Liard First Nation divided over income support
First Nation handed responsibility for program back to federal government last week
A private company is set to take over a program in the Liard First Nation that distributes monthly cheques to those without income, says the federal government.
Liard McMillan, Chief of the Liard First Nation, says he expects the company is going to have a difficult time.
"We're seeing about 200-300 clients a month. It's probably going to take some time for the federal government to realize that it's not so easy to administer this program," he said.
The First Nation receives $146,000 a year to administer Income Support from its band office. McMillan says this is not enough.
He says there is immense demand for Income Support which residents call social assistance or "SA."
This month, swamped with a backlog of paperwork and "extremely behind" on the administration of cheques, the First Nation handed responsibility for the program back to the federal government.
Frank Vullings, who is the First Nation's director of finances, agrees with the decision.
"What we're saying to the federal government is, if you think you can deliver this program for the money that you pay us to deliver the program — then go ahead," he said.
Abusive clients at band office
Vullings said the First Nation has often found itself receiving complaints and abuse from its members.
He describes the First Nation workers as on the front line, while residents confront the band about the federal payments which are set by Aboriginal Affairs and Northern Development Canada.
"There have been a lot of upset people. Harsh words in the band office. We had to call the police to get people removed. And it make it really hard for the government to function with that kind of stress going on," he said.
Roy Stewart, one of about 300 Liard First Nation residents on income support, agrees the situation has been tense. He describes people yelling at the office of the First Nation in Watson Lake.
"People want their cheques on time because they need to pay their bills, their gas and their electricity too. They hardly got no fuel, their kids are getting hungry," he said.
Linda Lutz is another resident. She said that people worry about making ends meet and often lash out.
"We're frustrated," she said.
According to the First Nation, demands for income support are increasing. The First Nation says almost 300 people rely on the program as their only source of income.
People living in Liard First Nation housing do not pay rent but depend on the income assistance to pay for fuel, electricity and household expenses such as groceries and clothing.
According to the federal government, the program represents about $2.2 million a year, which roughly equates to $7,000 per person. Each person must apply for funding individually and demonstrate their needs for the government to decide the amount of aid they receive.
Some call for election
The Liard First Nation is set to hold an election next month. Some community members are campaigning against the Chief and Council and say they are abdicating their responsibilities.
Residents also say the root issue is a lack of jobs in the community, and say people are upset because they are fighting for a limited amount of work and money.

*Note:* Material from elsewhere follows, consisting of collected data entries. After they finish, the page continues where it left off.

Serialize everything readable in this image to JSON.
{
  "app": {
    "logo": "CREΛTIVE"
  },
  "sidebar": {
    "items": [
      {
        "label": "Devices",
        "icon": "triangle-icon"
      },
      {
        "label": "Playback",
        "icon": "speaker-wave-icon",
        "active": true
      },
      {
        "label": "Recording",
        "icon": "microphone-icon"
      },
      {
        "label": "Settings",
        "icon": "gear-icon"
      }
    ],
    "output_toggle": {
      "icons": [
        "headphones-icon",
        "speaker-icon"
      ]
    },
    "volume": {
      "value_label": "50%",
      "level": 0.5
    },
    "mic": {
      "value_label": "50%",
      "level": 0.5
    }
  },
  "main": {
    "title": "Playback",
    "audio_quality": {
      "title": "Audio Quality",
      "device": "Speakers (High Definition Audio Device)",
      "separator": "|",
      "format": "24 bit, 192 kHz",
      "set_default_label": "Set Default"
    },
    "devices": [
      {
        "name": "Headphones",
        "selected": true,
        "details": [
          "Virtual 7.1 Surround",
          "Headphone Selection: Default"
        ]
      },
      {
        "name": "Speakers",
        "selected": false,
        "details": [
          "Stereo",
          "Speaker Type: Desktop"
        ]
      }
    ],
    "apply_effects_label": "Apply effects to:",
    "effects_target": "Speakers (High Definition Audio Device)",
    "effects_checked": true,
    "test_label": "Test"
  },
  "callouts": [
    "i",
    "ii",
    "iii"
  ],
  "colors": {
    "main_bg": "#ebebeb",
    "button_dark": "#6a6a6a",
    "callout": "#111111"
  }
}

Debbie Donnessy, who opposes the current Chief and Council, says the First Nation should have further consulted with members before the decision.
"We want an emergency meeting, and we want [Chief McMillan] to step down," said Debbie Donnessy. "The poorest of the poor are suffering. They're caught in the crossfire," she said.
Payments will continue, says AANDC
According to Aboriginal Affairs and Northern Development Canada, service in the community will hardly skip a beat.
It says Income Assistance services for eligible First Nation clients will be available in Watson Lake starting at 10 a.m. on Oct. 5.
The private company will be tasked with assisting residents to receive their monthly cheques and making sure the program meets federal requirements.
Vullings expects the company will find it difficult to meet what he calls strict federal requirements.
For example, applicants must provide banking information to avoid duplication and fraud.
"They want bank statements, and many of our clients don't have bank accounts," he said.